Primitive Methodists built a chapel on Cross Street in 1849, at a cost of £150. It contained 100 sittings, 60 of them free, as well as 40 standing spaces. On census day, services were held in the afternoon and evening, with attendance recorded at 82 and 126. Average figures were not given, and there is no evidence of a Sunday School.
Later directories confirm the continued existence of the chapel. It has subsequently been extended and is now Enderby Methodist church. It remains open in 2013.

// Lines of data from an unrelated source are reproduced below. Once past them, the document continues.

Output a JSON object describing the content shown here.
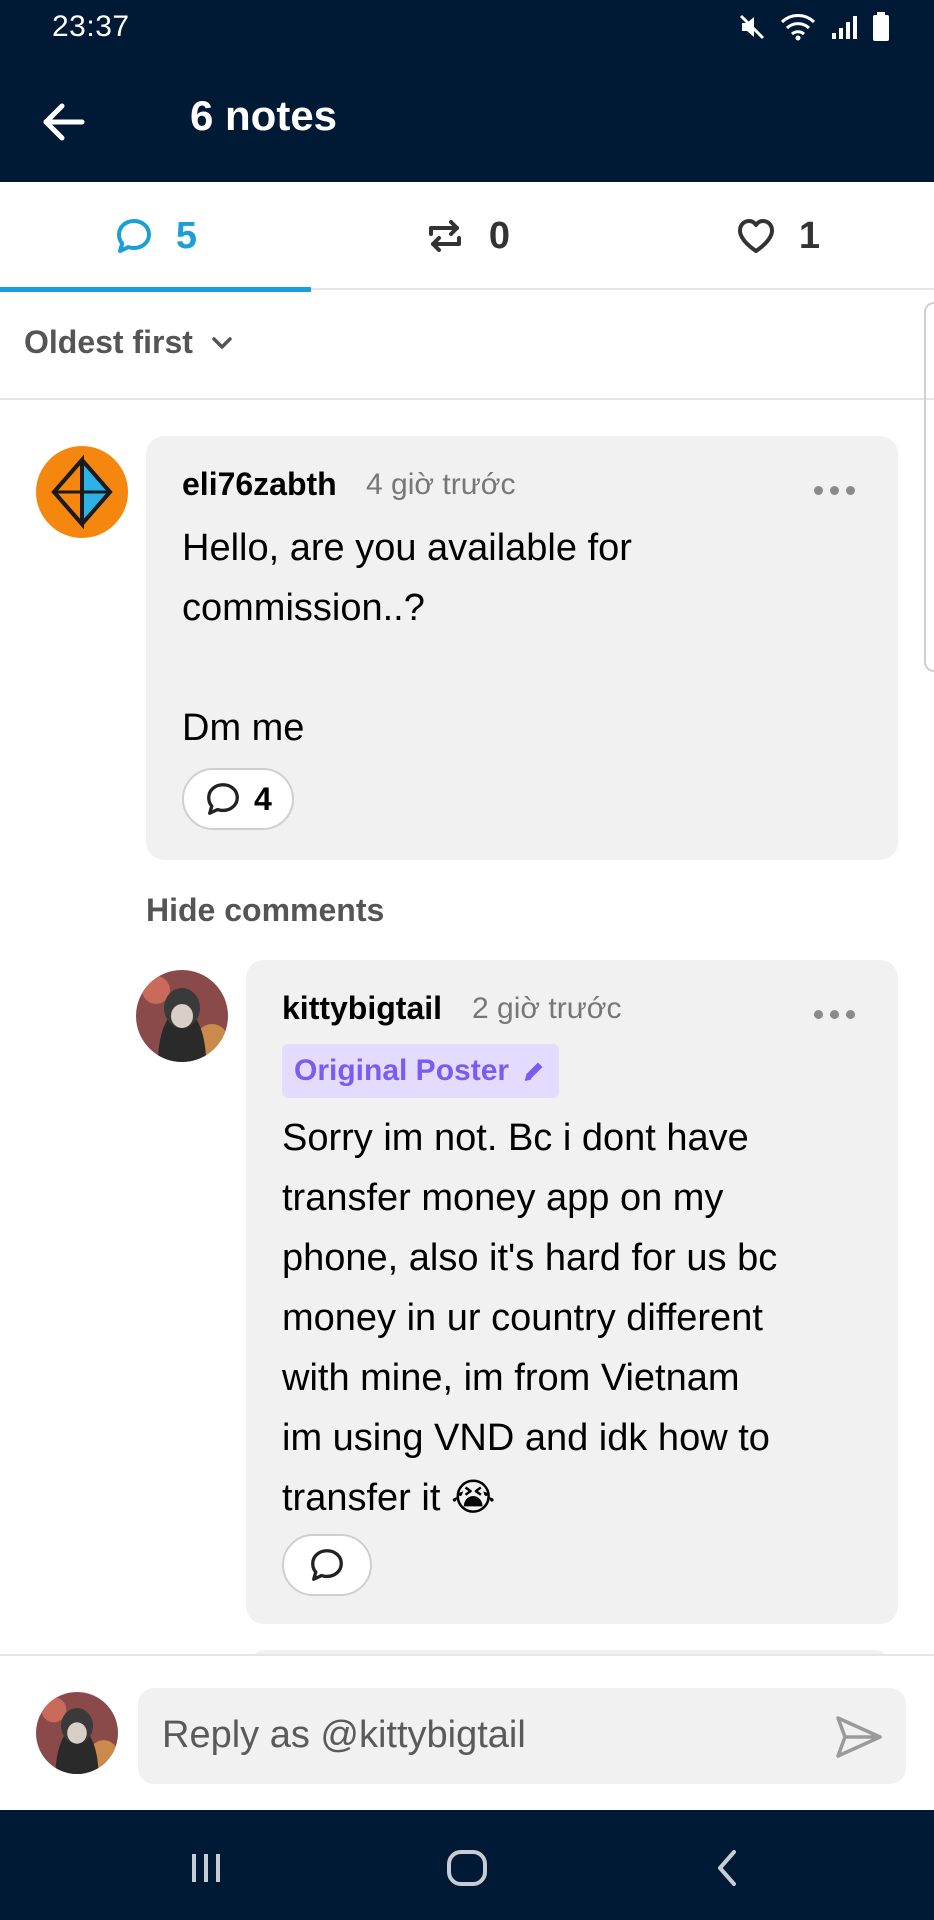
{
  "status_bar": {
    "time": "23:37"
  },
  "app_bar": {
    "title": "6 notes"
  },
  "tabs": [
    {
      "icon": "comment-icon",
      "count": "5",
      "active": true
    },
    {
      "icon": "reblog-icon",
      "count": "0",
      "active": false
    },
    {
      "icon": "heart-icon",
      "count": "1",
      "active": false
    }
  ],
  "sort": {
    "label": "Oldest first"
  },
  "comments": [
    {
      "author": "eli76zabth",
      "time": "4 giờ trước",
      "body": "Hello, are you available for\ncommission..?\n\nDm me",
      "reply_count": "4"
    },
    {
      "author": "kittybigtail",
      "time": "2 giờ trước",
      "badge": "Original Poster",
      "body": "Sorry im not. Bc i dont have\ntransfer money app on my\nphone, also it's hard for us bc\nmoney in ur country different\nwith mine, im from Vietnam\nim using VND and idk how to\ntransfer it 😭"
    }
  ],
  "hide_comments": "Hide comments",
  "compose": {
    "placeholder": "Reply as @kittybigtail"
  },
  "colors": {
    "navy": "#001935",
    "accent_blue": "#1a9fd9",
    "badge_purple": "#7b5cf0",
    "badge_bg": "#e3dcff"
  }
}
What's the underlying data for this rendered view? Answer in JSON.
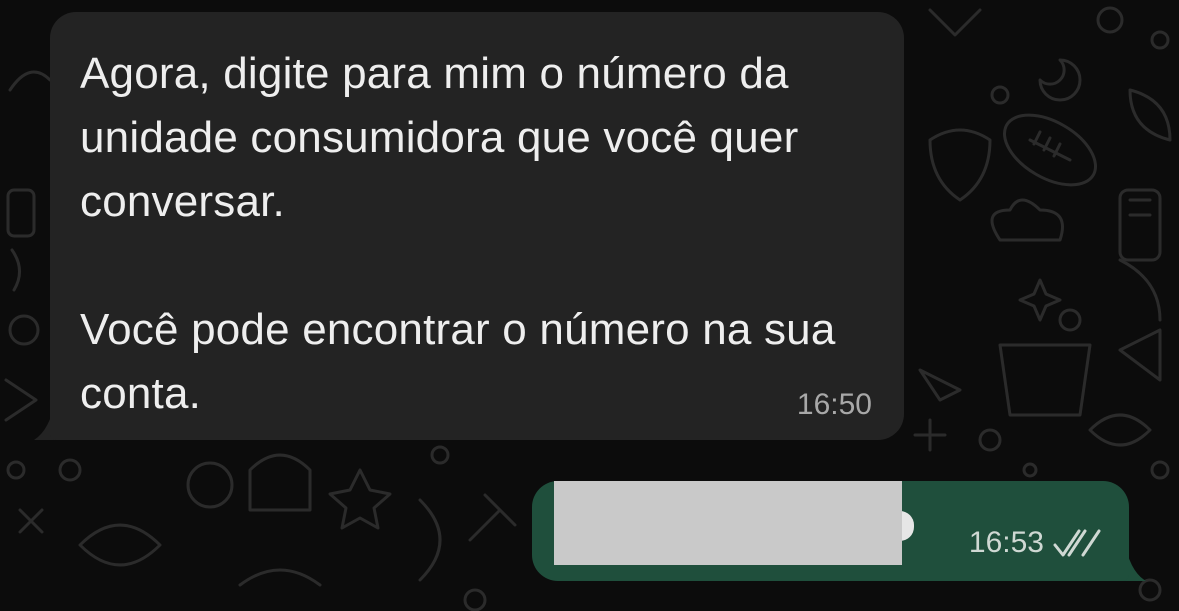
{
  "chat": {
    "incoming": {
      "paragraph1": "Agora, digite para mim o número da unidade consumidora que você quer conversar.",
      "paragraph2": "Você pode encontrar o número na sua conta.",
      "time": "16:50"
    },
    "outgoing": {
      "text_redacted": true,
      "time": "16:53",
      "status_icon": "double-check-icon"
    }
  },
  "colors": {
    "background": "#0c0c0c",
    "incoming_bubble": "#232323",
    "outgoing_bubble": "#1f4f3c",
    "text": "#eeeeee",
    "timestamp": "#a8a8a8"
  }
}
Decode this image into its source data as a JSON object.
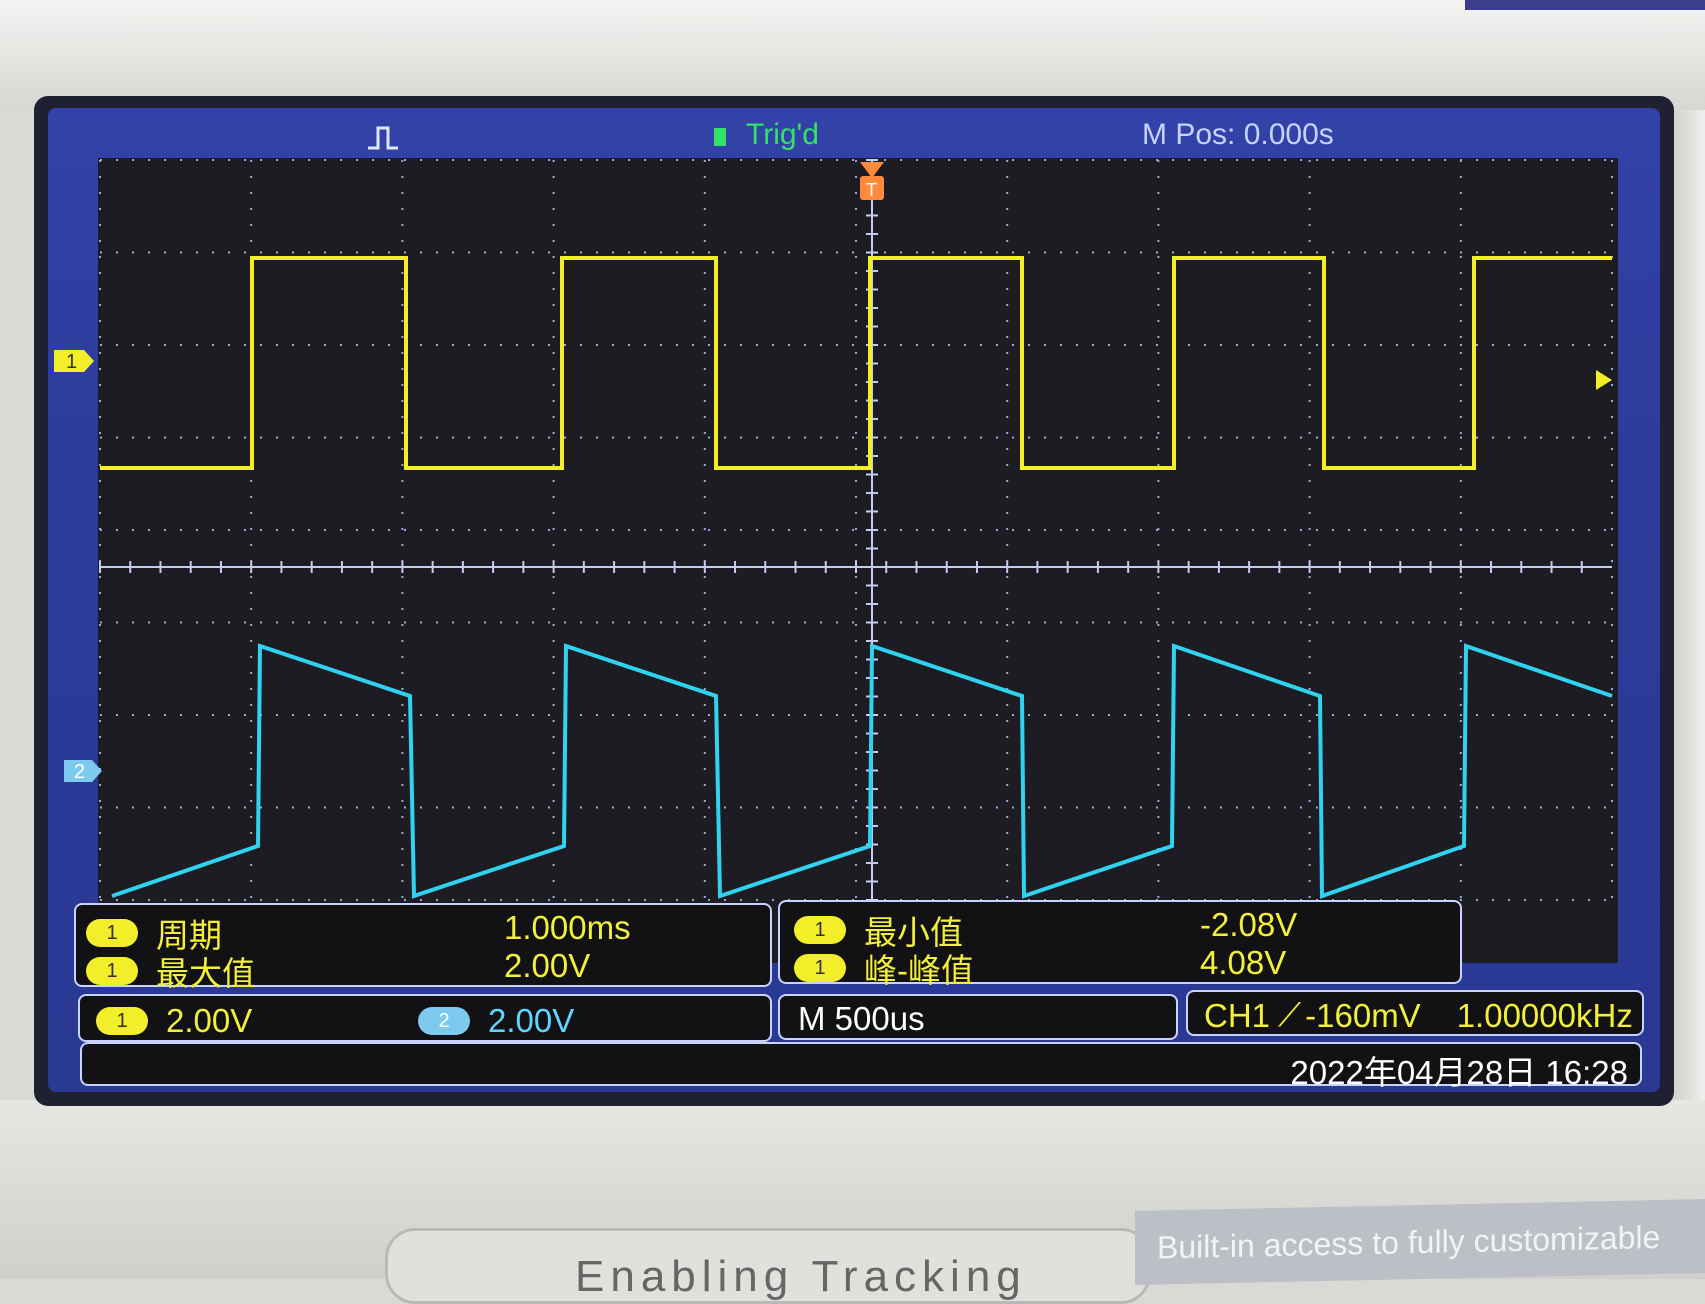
{
  "status_bar": {
    "trigger_state": "Trig'd",
    "position": "M Pos: 0.000s"
  },
  "markers": {
    "ch1_marker": "1",
    "ch2_marker": "2",
    "trigger_marker": "T"
  },
  "measurements": {
    "left": [
      {
        "channel": "1",
        "label": "周期",
        "value": "1.000ms"
      },
      {
        "channel": "1",
        "label": "最大值",
        "value": "2.00V"
      }
    ],
    "right": [
      {
        "channel": "1",
        "label": "最小值",
        "value": "-2.08V"
      },
      {
        "channel": "1",
        "label": "峰-峰值",
        "value": "4.08V"
      }
    ]
  },
  "scale_bar": {
    "ch1_label": "1",
    "ch1_scale": "2.00V",
    "ch2_label": "2",
    "ch2_scale": "2.00V",
    "timebase": "M 500us",
    "trigger_source": "CH1",
    "trigger_level": "-160mV",
    "frequency": "1.00000kHz"
  },
  "datetime": "2022年04月28日 16:28",
  "caption": "Built-in access to fully customizable",
  "bottom_text": "Enabling Tracking",
  "colors": {
    "ch1": "#f2ee2a",
    "ch2": "#2fd3f0",
    "screen": "#2c3a99",
    "plot_bg": "#1c1c22"
  }
}
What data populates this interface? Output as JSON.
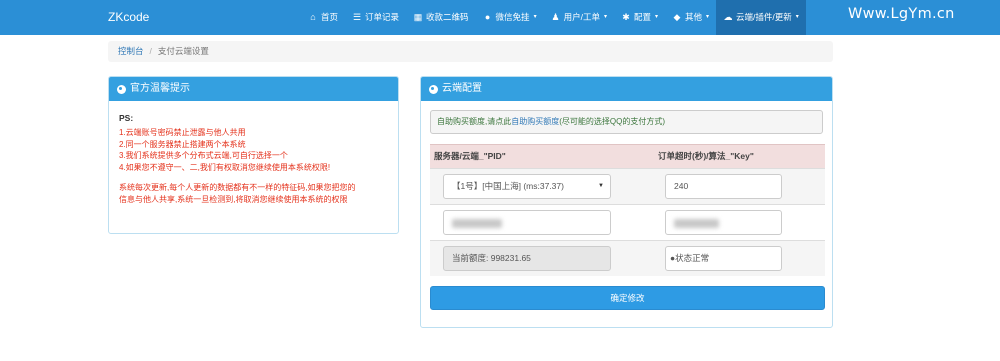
{
  "navbar": {
    "brand": "ZKcode",
    "items": [
      {
        "label": "首页",
        "icon": "home-icon",
        "glyph": "⌂",
        "caret": false,
        "active": false
      },
      {
        "label": "订单记录",
        "icon": "list-icon",
        "glyph": "☰",
        "caret": false,
        "active": false
      },
      {
        "label": "收款二维码",
        "icon": "qrcode-icon",
        "glyph": "▦",
        "caret": false,
        "active": false
      },
      {
        "label": "微信免挂",
        "icon": "wechat-icon",
        "glyph": "●",
        "caret": true,
        "active": false
      },
      {
        "label": "用户/工单",
        "icon": "user-icon",
        "glyph": "♟",
        "caret": true,
        "active": false
      },
      {
        "label": "配置",
        "icon": "gear-icon",
        "glyph": "✱",
        "caret": true,
        "active": false
      },
      {
        "label": "其他",
        "icon": "shield-icon",
        "glyph": "◆",
        "caret": true,
        "active": false
      },
      {
        "label": "云端/插件/更新",
        "icon": "cloud-icon",
        "glyph": "☁",
        "caret": true,
        "active": true
      }
    ],
    "caret_glyph": "▾",
    "watermark": "Www.LgYm.cn"
  },
  "breadcrumb": {
    "home": "控制台",
    "separator": "/",
    "current": "支付云端设置"
  },
  "left_panel": {
    "title": "官方温馨提示",
    "ps": "PS:",
    "lines": [
      "1.云端账号密码禁止泄露与他人共用",
      "2.同一个服务器禁止搭建两个本系统",
      "3.我们系统提供多个分布式云端,可自行选择一个",
      "4.如果您不遵守一、二,我们有权取消您继续使用本系统权限!"
    ],
    "warning_lines": [
      "系统每次更新,每个人更新的数据都有不一样的特征码,如果您把您的",
      "信息与他人共享,系统一旦检测到,将取消您继续使用本系统的权限"
    ]
  },
  "right_panel": {
    "title": "云端配置",
    "info_prefix": "自助购买额度,请点此",
    "info_link": "自助购买额度",
    "info_suffix": "(尽可能的选择QQ的支付方式)",
    "col_server": "服务器/云端_\"PID\"",
    "col_timeout": "订单超时(秒)/算法_\"Key\"",
    "server_select": "【1号】[中国上海] (ms:37.37)",
    "timeout_value": "240",
    "balance_label": "当前额度: 998231.65",
    "status_label": "状态正常",
    "submit_label": "确定修改"
  },
  "colors": {
    "navbar": "#2b8fd6",
    "panel_heading": "#34a0e0",
    "tip_red": "#e4311b",
    "info_green": "#3c763d",
    "table_header": "#f2dede"
  }
}
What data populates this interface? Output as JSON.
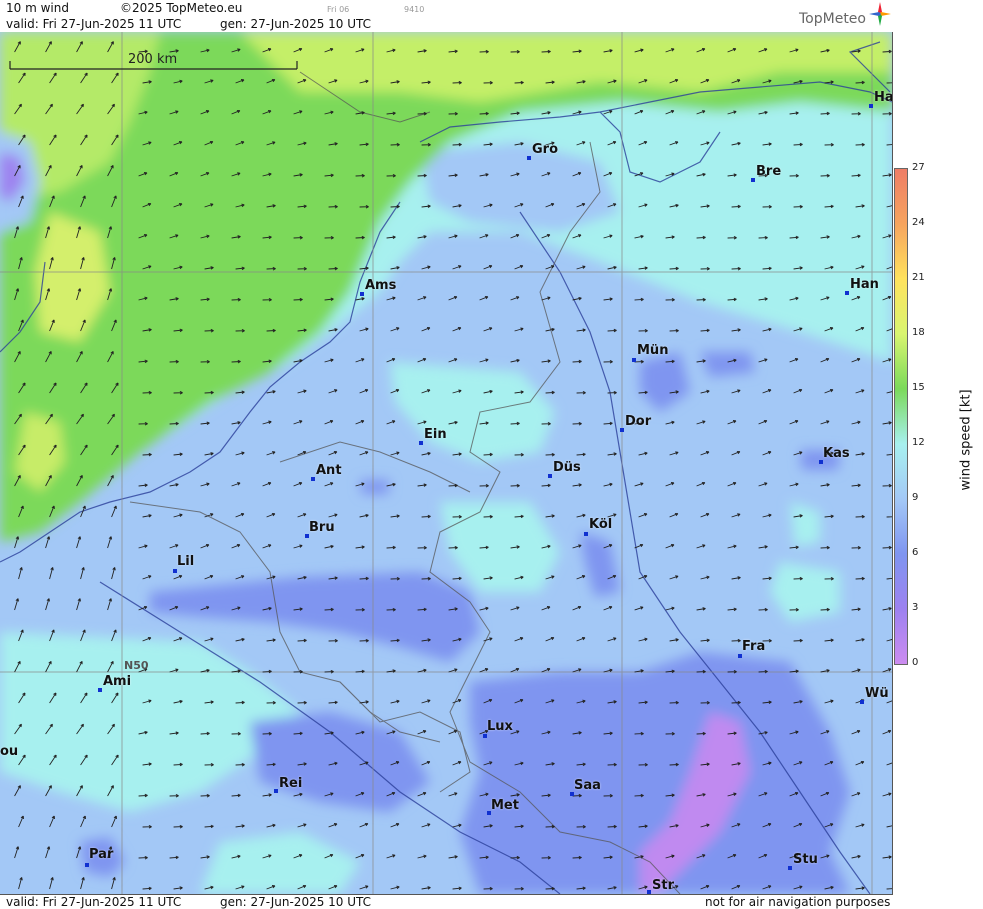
{
  "header": {
    "product": "10 m wind",
    "copyright": "©2025 TopMeteo.eu",
    "small_day": "Fri 06",
    "small_id": "9410",
    "valid": "valid:  Fri  27-Jun-2025  11 UTC",
    "generated": "gen: 27-Jun-2025 10 UTC",
    "logo_text": "TopMeteo"
  },
  "footer": {
    "valid": "valid:  Fri  27-Jun-2025  11 UTC",
    "generated": "gen: 27-Jun-2025 10 UTC",
    "disclaimer": "not for air navigation purposes"
  },
  "map": {
    "scale_label": "200 km",
    "lat_label": "N50",
    "cities": [
      {
        "name": "Ha"
      },
      {
        "name": "Gro"
      },
      {
        "name": "Bre"
      },
      {
        "name": "Ams"
      },
      {
        "name": "Han"
      },
      {
        "name": "Mün"
      },
      {
        "name": "Ein"
      },
      {
        "name": "Dor"
      },
      {
        "name": "Kas"
      },
      {
        "name": "Ant"
      },
      {
        "name": "Düs"
      },
      {
        "name": "Bru"
      },
      {
        "name": "Köl"
      },
      {
        "name": "Lil"
      },
      {
        "name": "Fra"
      },
      {
        "name": "Ami"
      },
      {
        "name": "Wü"
      },
      {
        "name": "ou"
      },
      {
        "name": "Lux"
      },
      {
        "name": "Rei"
      },
      {
        "name": "Saa"
      },
      {
        "name": "Met"
      },
      {
        "name": "Par"
      },
      {
        "name": "Stu"
      },
      {
        "name": "Str"
      }
    ]
  },
  "colorbar": {
    "label": "wind speed [kt]",
    "ticks": [
      "27",
      "24",
      "21",
      "18",
      "15",
      "12",
      "9",
      "6",
      "3",
      "0"
    ],
    "colors": [
      "#ee7d66",
      "#f6a45f",
      "#ffe25e",
      "#d9f570",
      "#7bd95a",
      "#a7f0ef",
      "#a3c8f6",
      "#7f95f0",
      "#9d82f0",
      "#cc8cf0"
    ]
  },
  "wind_field": {
    "direction": "from west-southwest"
  }
}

The 1829 Return for Religious Meeting Places also records a congregation of 40 people meeting in the village, who are described as ‘Revivalists’.
 R.H. Evans, ‘Nonconformists in Leicestershire in 1669’, Trans LAHS, 25 (1949), p. 134
 Cal State Papers Dom.
 A. Whiteman, The Compton Census of 1676: A Critical Edition (London, 1986), p. 337
 J. Broad (ed.), Bishop Wake’s summary of visitation returns from the diocese of Lincoln, 1706-1715. Part 2, Outside Lincolnshire (Huntingdonshire, Hertfordshire, Bedfordshire, Leicestershire, Buckinghamshire) (Oxford, 2012), p. 847
 Leicestershire and Rutland County Record Office (ROLLR), list of religious meeting places in Leicestershire, entry for Enderby, QS 44/1/1, rot. 4v.
 Ibid., QS 44/1/2; QS 44/2/77.
 H.W. Fursdon, ‘Thurlaston’, Baptist Quarterly (1931), p. 370-1
 The location of the chapel is cited in Kelly’s Dir. (1908) p. 79.
 1851 Religious Census of England and Wales, entry for Enderby, Independents, HO 129/411/35.
 White, Hist. Gaz. & Dir. Leics. (Sheffield, 1863) p. 655.
 Kelly’s Dir. (1908) p. 79.
 Kelly’s Dir. (1916) p. 78.
 White, Hist. Gaz. & Dir. Leics. (Sheffield, 1863) p. 655; Kelly’s Dir. (1908) p. 79.
 1851 Religious Census, Enderby, Primitive Methodists, HO 129/411/36.
 Kelly’s Dir. (1908) p. 79.
 1829 Return for Religious Meeting Places, entry for Enderby, QS 95/2/1/159.